Caltanissetta : Polémique autour de la gestion des animaux errants, entre chenils et stérilisations suspendues
Caltanissetta, Sicile – Une vive controverse agite la ville de Caltanissetta concernant la politique de gestion des animaux errants. Alors que l’annonce de la construction de 15 chenils pour chiens a été saluée, des associations de défense des animaux dénoncent un manque de volonté politique pour mettre en œuvre des mesures préventives durables, notamment la stérilisation.
Selon un communiqué récent, les associations locales pointent du doigt la suspension des titres communaux de stérilisation pour chiens et chats, pourtant essentiels pour augmenter le nombre d’interventions financées par l’ASP (Azienda Sanitaria Provinciale) de Caltanissetta. Elles estiment que cette situation risque de compromettre les efforts pour contrôler la population animale errante et améliorer le bien-être des animaux.
La loi n° 82/2025, dite “loi brambilla”, qui encadre la protection animale et la lutte contre l’abandon, est également au cœur des préoccupations. Les associations réclament une application concrète de ses dispositions, notamment en matière de micropuçage obligatoire des chiens, avec ou sans propriétaire.

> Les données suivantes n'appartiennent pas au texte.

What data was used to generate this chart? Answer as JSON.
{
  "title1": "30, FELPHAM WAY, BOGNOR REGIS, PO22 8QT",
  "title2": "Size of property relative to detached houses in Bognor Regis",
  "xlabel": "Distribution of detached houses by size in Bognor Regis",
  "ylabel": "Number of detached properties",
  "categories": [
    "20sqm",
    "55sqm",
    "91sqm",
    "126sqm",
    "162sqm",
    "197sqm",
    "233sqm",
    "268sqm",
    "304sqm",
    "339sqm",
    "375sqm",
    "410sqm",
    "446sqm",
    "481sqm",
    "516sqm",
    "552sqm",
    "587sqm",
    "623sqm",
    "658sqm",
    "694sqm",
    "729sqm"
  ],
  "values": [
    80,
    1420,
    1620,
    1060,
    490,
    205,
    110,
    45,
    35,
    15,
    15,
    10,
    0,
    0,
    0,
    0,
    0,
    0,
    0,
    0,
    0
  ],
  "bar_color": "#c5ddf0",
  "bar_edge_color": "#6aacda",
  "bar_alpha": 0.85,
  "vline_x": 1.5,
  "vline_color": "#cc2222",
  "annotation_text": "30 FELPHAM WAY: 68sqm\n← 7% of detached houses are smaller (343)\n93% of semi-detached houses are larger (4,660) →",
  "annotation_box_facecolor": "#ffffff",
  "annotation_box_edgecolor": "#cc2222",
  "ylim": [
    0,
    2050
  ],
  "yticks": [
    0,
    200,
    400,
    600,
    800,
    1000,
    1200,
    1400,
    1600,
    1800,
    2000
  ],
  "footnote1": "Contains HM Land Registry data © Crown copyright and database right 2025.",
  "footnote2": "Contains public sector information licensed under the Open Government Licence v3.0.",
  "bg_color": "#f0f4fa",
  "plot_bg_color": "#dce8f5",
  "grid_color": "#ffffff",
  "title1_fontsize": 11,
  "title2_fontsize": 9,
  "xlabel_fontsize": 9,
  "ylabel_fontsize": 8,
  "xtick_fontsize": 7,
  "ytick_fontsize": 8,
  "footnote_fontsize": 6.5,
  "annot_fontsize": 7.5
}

La gestion des chats errants, dont la responsabilité est confiée aux bénévoles locaux (“gardiens de chats”), est également soulevée. Les associations soulignent que le contrôle des naissances, même dans ce contexte, pourrait significativement améliorer la situation.
Plus d’un an après l’arrivée du gouvernement actuel, les associations appellent à une orientation politique claire et efficace, craignant que l’annonce des chenils ne serve qu’à masquer un manque d’action sur les causes profondes du problème. Elles insistent sur la nécessité de privilégier des mesures structurelles de prévention, comme la stérilisation massive, pour limiter durablement le nombre d’animaux errants et garantir leur bien-être.
Contexte et enjeux de la gestion des animaux errants en Italie :
la question des animaux errants est un problème récurrent en Italie, avec des disparités importantes entre les régions. La loi Brambilla, promulguée en 2019, a introduit des avancées significatives en matière de protection animale, notamment en interdisant l’euthanasie des animaux sains et en promouvant l’adoption. Cependant,son application reste inégale et dépend fortement de la volonté politique et des ressources financières allouées par les municipalités.
La stérilisation est largement reconnue comme la méthode la plus efficace pour contrôler la population animale errante et prévenir la propagation de maladies. Elle permet également d’améliorer le bien-être des animaux en réduisant le nombre de naissances non désirées et les abandons.
la construction de chenils, bien que nécessaire pour accueillir les animaux en détresse, ne constitue qu’une solution palliative.Elle ne s’attaque pas aux causes profondes du problème et peut même encourager l’abandon si elle est perçue comme une alternative facile à la stérilisation et à la prise de responsabilité.